Un pilier important de la plaidoirie germano-danoise est l’augmentation de la culture de protéines végétales, notamment les graines de soja, les pois et les lentilles, dont l'Allemagne prévoit une augmentation significative des surfaces cultivées d'ici 2030. Sur le marché alternatif et durable de l'alimentation, la demande en produits alimentaires et nutritionnels à base de plantes a déjà augmenté ces dernières années.
L'initiative a reçu un large soutien lors du Conseil de l'Agriculture de l'UE à Bruxelles, où plusieurs pays membres, dont les Pays-Bas, ont appuyé. La ministre néerlandaise Femke Wiersma (BBB) s’est particulièrement engagée pour l’intégration du poisson comme source de protéines. L’Irlande et le Luxembourg ont réclamé, quant à eux, un soutien financier pour rendre la culture des cultures riches en protéines plus rentable. La Pologne a plaidé pour l’extension de la production de soja en tant que source précieuse de protéines.

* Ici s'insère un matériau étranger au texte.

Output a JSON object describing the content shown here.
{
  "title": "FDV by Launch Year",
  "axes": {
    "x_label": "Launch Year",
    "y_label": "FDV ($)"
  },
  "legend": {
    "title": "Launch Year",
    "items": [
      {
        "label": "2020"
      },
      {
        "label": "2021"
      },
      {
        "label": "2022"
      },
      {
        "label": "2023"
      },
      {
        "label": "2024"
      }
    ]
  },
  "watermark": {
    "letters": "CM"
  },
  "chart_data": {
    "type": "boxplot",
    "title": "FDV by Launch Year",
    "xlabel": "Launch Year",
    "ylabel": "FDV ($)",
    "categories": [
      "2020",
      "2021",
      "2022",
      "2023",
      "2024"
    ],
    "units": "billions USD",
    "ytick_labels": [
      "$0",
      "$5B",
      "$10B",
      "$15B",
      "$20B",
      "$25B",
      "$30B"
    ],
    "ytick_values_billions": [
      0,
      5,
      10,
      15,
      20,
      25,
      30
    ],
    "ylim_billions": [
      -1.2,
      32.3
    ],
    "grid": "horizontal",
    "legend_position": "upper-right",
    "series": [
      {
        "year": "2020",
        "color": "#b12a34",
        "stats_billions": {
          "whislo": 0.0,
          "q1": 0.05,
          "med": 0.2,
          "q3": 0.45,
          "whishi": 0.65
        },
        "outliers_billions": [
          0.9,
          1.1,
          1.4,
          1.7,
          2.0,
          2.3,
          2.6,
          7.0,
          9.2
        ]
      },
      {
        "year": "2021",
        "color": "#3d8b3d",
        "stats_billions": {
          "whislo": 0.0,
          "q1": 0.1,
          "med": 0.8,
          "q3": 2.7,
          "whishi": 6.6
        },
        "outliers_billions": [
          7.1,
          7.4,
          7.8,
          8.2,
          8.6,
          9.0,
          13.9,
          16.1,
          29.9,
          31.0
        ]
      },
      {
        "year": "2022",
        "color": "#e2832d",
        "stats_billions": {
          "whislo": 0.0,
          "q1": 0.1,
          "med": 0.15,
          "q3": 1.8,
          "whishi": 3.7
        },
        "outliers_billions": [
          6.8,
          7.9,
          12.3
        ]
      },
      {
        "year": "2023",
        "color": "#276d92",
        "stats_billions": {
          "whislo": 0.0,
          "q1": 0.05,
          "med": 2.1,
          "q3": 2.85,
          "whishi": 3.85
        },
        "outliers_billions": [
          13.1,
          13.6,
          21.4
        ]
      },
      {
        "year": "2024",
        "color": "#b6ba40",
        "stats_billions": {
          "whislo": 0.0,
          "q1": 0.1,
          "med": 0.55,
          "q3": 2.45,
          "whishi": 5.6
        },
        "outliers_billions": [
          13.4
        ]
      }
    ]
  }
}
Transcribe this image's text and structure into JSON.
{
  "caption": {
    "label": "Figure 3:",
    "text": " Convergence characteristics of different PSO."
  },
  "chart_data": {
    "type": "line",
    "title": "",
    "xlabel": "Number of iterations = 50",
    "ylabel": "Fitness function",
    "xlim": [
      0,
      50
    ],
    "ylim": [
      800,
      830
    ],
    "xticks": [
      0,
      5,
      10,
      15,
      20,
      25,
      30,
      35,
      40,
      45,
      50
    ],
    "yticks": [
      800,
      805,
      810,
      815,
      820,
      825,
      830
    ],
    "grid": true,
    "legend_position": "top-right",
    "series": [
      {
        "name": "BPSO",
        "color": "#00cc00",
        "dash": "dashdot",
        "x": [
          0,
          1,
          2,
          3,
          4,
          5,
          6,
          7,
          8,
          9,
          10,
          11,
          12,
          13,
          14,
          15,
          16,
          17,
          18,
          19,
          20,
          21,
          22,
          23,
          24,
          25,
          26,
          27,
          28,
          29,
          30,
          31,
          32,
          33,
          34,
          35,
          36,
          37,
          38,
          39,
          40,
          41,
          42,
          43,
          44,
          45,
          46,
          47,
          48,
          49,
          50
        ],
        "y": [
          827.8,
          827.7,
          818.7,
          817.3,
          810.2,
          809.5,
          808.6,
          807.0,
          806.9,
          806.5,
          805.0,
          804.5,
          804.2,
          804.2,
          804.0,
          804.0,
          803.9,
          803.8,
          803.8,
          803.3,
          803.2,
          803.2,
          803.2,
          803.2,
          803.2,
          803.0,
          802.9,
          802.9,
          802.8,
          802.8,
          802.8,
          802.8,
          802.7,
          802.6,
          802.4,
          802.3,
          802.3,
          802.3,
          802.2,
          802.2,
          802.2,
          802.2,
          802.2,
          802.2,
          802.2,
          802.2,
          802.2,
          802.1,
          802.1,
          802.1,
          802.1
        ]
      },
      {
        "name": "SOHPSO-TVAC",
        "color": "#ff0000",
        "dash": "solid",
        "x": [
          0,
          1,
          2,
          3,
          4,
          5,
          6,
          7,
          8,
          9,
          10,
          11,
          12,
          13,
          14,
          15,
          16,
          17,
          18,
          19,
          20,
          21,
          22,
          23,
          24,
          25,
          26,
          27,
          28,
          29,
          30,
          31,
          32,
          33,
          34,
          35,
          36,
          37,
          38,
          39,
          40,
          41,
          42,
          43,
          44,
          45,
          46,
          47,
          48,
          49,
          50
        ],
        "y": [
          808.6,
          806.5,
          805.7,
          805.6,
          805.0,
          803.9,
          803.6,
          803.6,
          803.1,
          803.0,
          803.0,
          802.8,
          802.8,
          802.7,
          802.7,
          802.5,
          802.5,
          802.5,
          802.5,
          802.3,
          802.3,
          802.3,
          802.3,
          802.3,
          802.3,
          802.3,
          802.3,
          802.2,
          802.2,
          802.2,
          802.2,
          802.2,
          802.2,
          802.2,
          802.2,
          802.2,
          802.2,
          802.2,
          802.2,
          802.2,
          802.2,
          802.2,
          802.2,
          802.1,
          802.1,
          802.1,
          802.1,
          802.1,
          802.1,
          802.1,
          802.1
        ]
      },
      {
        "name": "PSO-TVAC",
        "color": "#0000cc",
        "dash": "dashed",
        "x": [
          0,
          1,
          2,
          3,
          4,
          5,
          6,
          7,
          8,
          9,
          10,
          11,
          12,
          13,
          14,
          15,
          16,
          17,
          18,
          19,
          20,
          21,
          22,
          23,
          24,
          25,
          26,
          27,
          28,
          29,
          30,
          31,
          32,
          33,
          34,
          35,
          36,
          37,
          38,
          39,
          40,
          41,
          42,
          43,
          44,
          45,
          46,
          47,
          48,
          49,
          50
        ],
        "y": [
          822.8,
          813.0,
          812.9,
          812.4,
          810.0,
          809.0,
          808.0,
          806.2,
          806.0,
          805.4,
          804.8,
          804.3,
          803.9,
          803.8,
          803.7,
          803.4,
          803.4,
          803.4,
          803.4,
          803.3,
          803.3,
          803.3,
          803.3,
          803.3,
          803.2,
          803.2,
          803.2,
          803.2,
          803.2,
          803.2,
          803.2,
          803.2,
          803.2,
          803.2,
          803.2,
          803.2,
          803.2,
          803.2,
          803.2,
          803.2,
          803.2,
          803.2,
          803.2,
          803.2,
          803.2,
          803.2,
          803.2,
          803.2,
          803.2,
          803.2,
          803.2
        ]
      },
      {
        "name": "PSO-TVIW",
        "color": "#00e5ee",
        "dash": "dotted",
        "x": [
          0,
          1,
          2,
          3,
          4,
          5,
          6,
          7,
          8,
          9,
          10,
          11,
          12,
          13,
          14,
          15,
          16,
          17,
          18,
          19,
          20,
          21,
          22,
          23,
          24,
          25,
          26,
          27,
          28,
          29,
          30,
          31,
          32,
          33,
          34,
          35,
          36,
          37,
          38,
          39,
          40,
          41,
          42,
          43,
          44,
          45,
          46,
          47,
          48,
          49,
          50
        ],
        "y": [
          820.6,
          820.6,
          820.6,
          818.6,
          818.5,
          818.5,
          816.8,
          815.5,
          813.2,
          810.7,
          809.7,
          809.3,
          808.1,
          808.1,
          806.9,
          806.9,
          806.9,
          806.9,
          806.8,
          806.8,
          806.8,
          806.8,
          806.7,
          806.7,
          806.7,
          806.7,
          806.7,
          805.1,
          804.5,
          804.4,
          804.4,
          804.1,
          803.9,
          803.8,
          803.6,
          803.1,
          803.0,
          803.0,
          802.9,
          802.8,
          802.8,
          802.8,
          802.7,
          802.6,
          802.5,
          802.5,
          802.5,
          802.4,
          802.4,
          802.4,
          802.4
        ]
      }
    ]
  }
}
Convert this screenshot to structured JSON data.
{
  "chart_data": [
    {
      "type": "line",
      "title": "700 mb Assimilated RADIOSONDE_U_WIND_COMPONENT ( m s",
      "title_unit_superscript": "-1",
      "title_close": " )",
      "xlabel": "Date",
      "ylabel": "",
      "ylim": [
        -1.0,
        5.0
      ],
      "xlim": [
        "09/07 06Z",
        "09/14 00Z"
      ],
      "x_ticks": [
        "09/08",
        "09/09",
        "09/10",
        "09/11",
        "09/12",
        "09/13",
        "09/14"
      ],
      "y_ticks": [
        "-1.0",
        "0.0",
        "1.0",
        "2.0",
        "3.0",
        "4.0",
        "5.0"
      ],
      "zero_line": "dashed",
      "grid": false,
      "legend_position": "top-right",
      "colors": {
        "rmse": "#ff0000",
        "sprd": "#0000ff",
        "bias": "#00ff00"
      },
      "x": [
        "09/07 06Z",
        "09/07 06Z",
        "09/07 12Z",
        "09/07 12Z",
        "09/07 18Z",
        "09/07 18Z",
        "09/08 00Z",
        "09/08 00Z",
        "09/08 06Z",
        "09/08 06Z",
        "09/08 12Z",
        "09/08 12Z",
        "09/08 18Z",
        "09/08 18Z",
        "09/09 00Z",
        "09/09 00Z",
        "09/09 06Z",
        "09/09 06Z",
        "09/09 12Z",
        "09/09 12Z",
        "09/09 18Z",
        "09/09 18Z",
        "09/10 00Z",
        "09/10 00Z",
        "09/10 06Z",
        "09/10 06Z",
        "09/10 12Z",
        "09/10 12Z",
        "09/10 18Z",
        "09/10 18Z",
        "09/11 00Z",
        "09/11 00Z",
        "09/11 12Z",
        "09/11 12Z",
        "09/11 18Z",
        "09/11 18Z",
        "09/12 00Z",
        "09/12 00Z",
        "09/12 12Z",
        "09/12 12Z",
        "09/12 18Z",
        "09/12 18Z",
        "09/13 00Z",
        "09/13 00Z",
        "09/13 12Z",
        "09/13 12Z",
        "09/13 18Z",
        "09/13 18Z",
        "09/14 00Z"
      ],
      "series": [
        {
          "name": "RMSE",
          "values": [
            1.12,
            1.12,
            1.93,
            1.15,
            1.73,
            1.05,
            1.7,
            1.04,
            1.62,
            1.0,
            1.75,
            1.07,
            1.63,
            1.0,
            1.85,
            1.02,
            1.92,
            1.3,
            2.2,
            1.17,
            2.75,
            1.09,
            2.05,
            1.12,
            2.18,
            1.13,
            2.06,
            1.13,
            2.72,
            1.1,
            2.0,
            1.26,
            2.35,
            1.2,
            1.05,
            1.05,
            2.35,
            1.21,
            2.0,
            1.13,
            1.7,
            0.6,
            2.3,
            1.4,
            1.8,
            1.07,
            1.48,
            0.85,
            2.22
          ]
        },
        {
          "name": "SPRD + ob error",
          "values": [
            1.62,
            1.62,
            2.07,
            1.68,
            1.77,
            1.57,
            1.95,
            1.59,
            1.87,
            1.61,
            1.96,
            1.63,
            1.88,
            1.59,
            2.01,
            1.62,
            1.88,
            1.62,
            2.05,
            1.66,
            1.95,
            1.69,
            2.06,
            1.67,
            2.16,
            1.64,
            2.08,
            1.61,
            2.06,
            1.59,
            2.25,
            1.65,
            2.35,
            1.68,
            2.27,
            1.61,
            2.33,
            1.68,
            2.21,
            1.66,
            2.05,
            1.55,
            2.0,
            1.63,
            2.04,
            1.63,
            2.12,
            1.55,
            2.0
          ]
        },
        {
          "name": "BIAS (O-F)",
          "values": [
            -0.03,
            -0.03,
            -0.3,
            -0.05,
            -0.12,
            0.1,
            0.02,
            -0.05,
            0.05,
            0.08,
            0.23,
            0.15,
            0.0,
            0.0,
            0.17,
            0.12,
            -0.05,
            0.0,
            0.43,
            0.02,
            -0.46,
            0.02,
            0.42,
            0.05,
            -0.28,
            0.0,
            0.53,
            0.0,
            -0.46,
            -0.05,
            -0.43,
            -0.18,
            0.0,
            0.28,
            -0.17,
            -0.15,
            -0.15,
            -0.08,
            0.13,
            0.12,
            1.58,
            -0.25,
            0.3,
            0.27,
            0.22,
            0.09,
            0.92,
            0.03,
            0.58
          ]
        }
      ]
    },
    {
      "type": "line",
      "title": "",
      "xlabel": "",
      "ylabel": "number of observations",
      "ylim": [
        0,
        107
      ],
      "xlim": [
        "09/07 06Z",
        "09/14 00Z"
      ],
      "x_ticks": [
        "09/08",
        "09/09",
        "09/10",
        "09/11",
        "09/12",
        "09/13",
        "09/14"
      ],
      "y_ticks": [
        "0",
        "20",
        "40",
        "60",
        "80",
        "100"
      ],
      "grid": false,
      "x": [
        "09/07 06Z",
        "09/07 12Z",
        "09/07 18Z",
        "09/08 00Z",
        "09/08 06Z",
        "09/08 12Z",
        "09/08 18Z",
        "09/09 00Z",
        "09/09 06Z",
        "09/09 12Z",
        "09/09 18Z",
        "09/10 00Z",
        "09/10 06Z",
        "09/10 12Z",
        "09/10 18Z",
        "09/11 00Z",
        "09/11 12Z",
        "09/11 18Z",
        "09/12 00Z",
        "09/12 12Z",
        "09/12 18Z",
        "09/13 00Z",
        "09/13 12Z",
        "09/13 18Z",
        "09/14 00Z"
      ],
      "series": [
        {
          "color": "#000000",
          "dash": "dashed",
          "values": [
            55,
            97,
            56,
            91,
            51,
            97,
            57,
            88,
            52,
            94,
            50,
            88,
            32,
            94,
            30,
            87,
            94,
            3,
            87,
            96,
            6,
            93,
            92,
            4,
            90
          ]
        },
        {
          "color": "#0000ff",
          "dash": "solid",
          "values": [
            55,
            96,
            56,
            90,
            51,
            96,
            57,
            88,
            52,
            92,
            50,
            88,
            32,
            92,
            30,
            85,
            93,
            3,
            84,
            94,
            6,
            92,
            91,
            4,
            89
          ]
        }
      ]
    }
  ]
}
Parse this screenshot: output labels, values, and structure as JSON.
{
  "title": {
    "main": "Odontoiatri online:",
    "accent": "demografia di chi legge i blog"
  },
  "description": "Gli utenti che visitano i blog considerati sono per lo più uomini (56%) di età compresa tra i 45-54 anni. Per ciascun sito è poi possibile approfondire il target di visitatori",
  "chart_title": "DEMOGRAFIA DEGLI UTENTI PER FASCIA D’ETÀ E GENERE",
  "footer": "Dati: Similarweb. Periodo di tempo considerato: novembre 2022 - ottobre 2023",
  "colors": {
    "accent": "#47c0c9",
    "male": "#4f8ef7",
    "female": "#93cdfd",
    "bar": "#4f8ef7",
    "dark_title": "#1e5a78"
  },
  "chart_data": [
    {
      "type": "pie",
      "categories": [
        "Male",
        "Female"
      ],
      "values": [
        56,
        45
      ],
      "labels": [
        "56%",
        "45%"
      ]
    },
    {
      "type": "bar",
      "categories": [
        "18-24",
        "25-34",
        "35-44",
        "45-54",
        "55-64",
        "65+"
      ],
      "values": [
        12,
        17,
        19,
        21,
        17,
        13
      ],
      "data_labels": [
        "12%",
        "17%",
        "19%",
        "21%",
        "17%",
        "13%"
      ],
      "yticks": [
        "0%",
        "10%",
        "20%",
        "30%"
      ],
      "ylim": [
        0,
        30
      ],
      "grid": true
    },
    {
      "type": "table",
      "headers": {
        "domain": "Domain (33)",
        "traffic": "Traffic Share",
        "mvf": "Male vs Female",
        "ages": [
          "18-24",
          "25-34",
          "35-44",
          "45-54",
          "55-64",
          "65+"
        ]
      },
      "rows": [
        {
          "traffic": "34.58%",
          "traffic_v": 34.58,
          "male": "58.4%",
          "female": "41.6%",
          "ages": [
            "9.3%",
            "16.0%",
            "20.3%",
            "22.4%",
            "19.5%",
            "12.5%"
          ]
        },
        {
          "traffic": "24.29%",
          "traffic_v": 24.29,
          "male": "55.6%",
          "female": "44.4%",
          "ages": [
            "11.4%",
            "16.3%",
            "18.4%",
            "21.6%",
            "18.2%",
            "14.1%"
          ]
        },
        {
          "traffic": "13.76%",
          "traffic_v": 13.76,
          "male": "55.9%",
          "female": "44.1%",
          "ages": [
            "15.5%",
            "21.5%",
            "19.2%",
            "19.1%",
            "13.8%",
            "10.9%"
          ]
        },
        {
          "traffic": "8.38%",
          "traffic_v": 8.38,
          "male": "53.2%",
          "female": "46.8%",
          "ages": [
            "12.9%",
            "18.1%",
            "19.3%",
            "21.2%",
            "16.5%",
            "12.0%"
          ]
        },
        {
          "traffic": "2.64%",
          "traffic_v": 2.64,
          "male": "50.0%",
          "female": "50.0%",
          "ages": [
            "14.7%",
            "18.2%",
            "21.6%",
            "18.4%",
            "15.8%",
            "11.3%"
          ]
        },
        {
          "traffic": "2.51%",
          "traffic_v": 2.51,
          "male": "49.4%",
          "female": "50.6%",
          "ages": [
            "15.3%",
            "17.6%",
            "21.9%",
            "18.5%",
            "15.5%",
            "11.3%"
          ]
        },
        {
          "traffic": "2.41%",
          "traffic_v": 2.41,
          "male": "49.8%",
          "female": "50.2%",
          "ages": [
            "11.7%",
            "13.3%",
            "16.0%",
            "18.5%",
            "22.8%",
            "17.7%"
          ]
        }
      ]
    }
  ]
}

Bien que la proposition ait été majoritairement bien accueillie, elle a également suscité des controverses, notamment sur le rôle de la viande cultivée en laboratoire et d'autres sources innovantes de protéines. La Hongrie et l’Italie, accompagnées d’autres pays comme la France et l’Espagne, ont exprimé des inquiétudes quant à l’impact de cette viande cultivée sur l’agriculture traditionnelle et la culture alimentaire. Ils ont exigé que la viande cultivée soit soumise aux mêmes règles strictes de l’UE que les médicaments.
La proposition de l'Allemagne et du Danemark souligne la nécessité d’une production nationale accrue de protéines de haute qualité et respectueuses du climat, aussi bien pour l’alimentation humaine que pour l’alimentation animale. « Nous faisons face au défi de réduire l’impact climatique de notre production alimentaire », a déclaré Özdemir. Le plan inclut des mesures telles que davantage de recherche et d’innovation, la diversification des sources de protéines et une meilleure coopération au sein des chaînes de valeur.